Solo, de pie ante el lavamanos, aterido de frío, Z. comprendía lo lejos que podían quedar todos los rastros del deseo, la distancia que en Vera imprimían los súbitos estallidos de maternidad. El mundo era inmenso, pero él sólo contaba con una cadena de acontecimientos que lo alejaban de su amante y apenas si debía conformarse con ver el reflejo del cuerpo de una mujer ajena, dormida en una habitación contigua, abrazada a un niño que a su vez abrazaba a un oso azul. Comprendió, además, que no podría dormir, así que salió del baño, e intentando hacer el menor ruido, encendió la luz de la salita (la luz de la lámpara pareció demorarse en barrer los tonos opacos del mueble-cama de Pavel, revuelto entre las sábanas y los peluches de los teletubbies), tomó un libro de Jacques Attali que recién fichaba en esos días, y se dispuso a leer hasta conciliar el sueño.
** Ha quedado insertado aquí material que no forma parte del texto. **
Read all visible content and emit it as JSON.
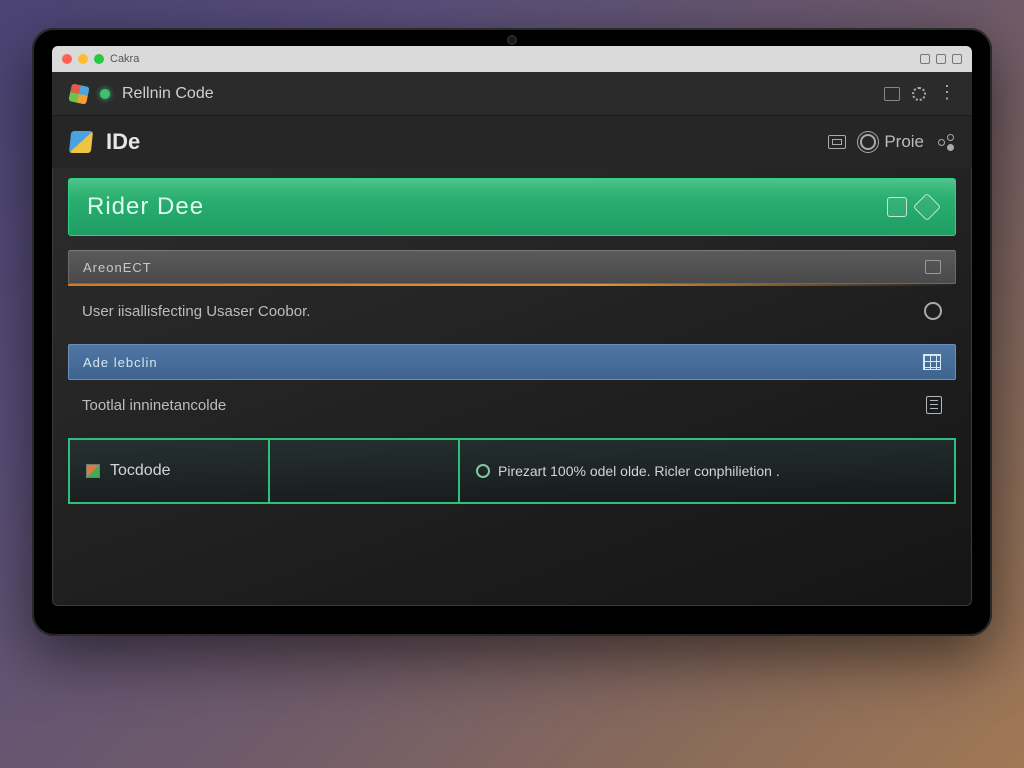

A un lado del mueble-cama, la ventana dejaba ver la desnudez de los árboles de Starlet Road cubiertos por una tenue capa de nieve, al tiempo que los blandos copos se dejaban caer en cámara lenta sobre la calle. Al poco de leer, reflexionó que no era sólo Vera quien a esa hora estaba muy lejos de él. También lo estaba su casa de la infancia, más allá del Atlántico, dormida en la ciénaga del recuerdo, en algún remoto lugar del Caribe. Pensó en Caracas, en sus autopistas de cemento y polvo, desiertas en las noches templadas, pensó en los amores perdidos de la adolescencia, en los familiares arruinados, en la ancianidad de sus padres, en el destello de El Ávila inmovilizado por siempre en un cuadro de Cabré, en el grito desesperado de los grillos. Pensó en el desvalimiento de Pavel, culpable de ser hijo de una madre voluptuosa, condenado a dormir en un mueble-cama, en una ciudad inhóspita, en las madrugadas hostiles, pintadas por la fría persistencia de la nieve.

Despertó con el sonido del aceite haciendo saltar las tocinetas del desayuno. En la cocina, Vera colocaba a tostar pan. Pavel permanecía sentado en un cojincito de peluche, junto al mueble, con el televisor en mute (los espacios pequeños exigen recursos inusitados de cortesía, incluso para un niño).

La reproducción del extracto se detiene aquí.